#28 - JRL 2006-119 - JRL Home
Subject: RE: 2006-#118-Johnson's Russia List/ Hough
[re: demographics, birth rates, life expectancy]
Date: Sun, 21 May 2006
From: "Thomas Nichols, CIV, NAVWARCOL" <thomas.nichols@nwc.navy.mil>
Regarding Jerry Hough's rather peculiar outburst over the problem of birth
rates and life expectancy in Russia, in which he excoriates Americans "of both
parties" for refusing to "raise the issue" and wonders why human interest
organizations won't "speak up" :
The Russian health care system is a mess. This is not news.

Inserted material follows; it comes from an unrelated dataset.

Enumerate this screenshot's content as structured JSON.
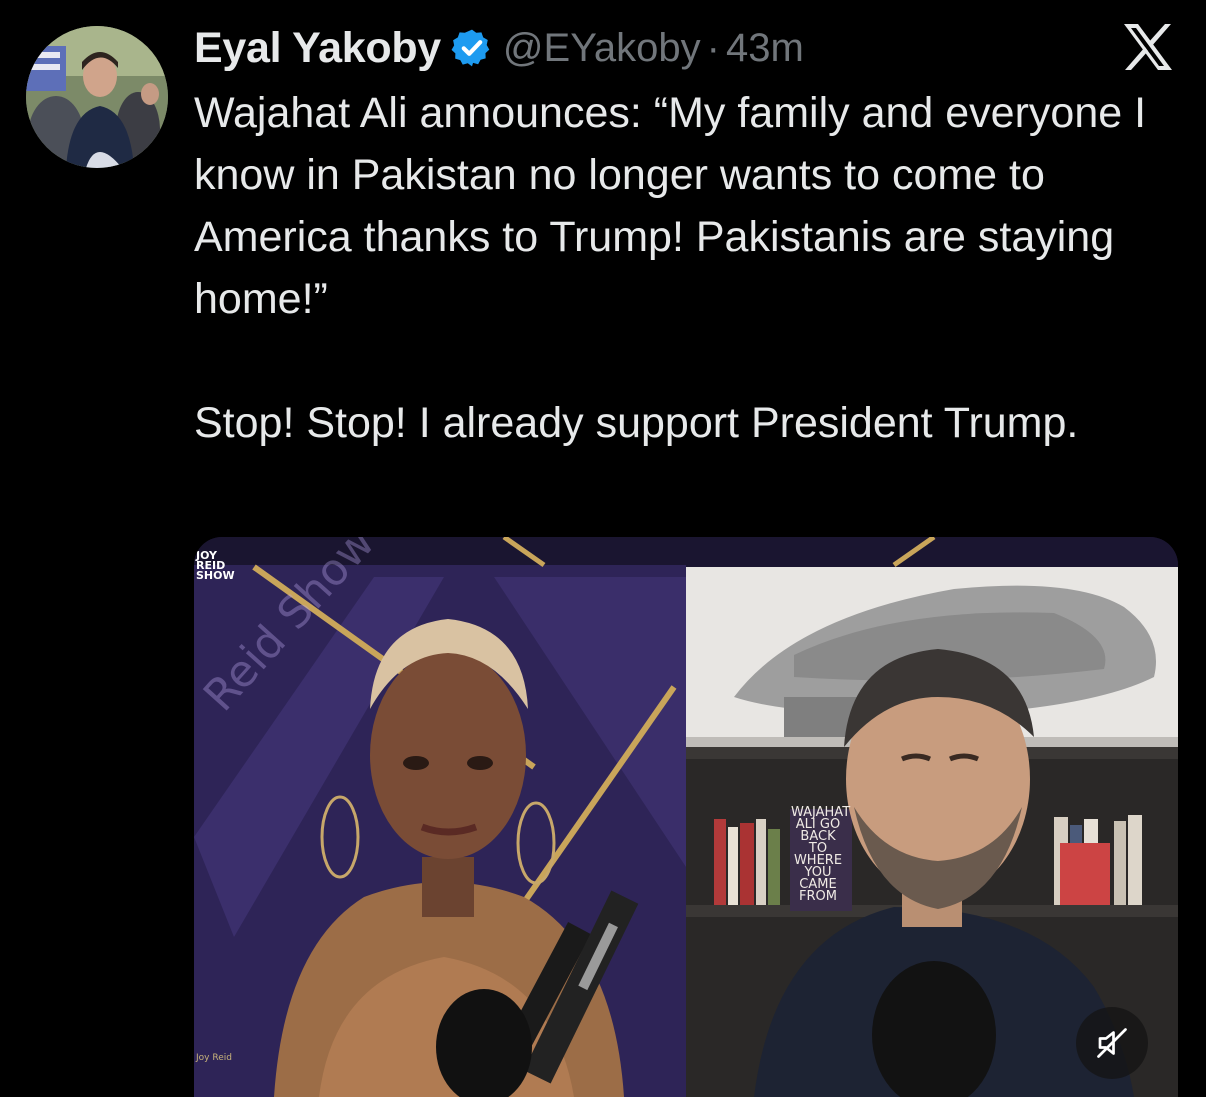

But for Hough to
compare the problem of life expectancy (which is in many cases driven by choice,
however ill-informed those choices may be) with the forcible extermination of
millions of innocent people in the mad schemes of totalitarian dictators is
simply obscene. it is the kind of facile comparison that rightly makes people
possessed of any amount of common sense wary of the opinion of intellectuals,
and only clouds an issue on which reasonable people might find themselves
otherwise in substantial agreement.
What, exactly, would Hough have the United States--or for that matter, human
rights groups--actually *do* about Russian life expectancy? Send troops to
Russia to slap cigarettes and vodka bottles out of the hands of young men? Pass
resolutions in the Security Council that Russians must buckle their seat belts
and stop driving like maniacs? Embargo the Russian government until it makes its
population sit up straight and eat its vegetables?
The life expectancy of Russian men (some of whom I count among my friends) is
a genuine tragedy. But to invoke Hitler, Stalin, and Hannah Arendt in
hyperventilation about how long Russians live--to say nothing of the
wince-inducing comment that Sudan "at least has an excuse" for its appalling
genocide--contributes nothing to the discussion. If I were a Russian (of any
age), I would be deeply offended by Hough's breezy comparisons, to say nothing
of his paternalism. As an American, I am embarrassed.
And if this is the "most incredible thing" Hough has seen in 50 years, one
can say only that he's missed quite a lot.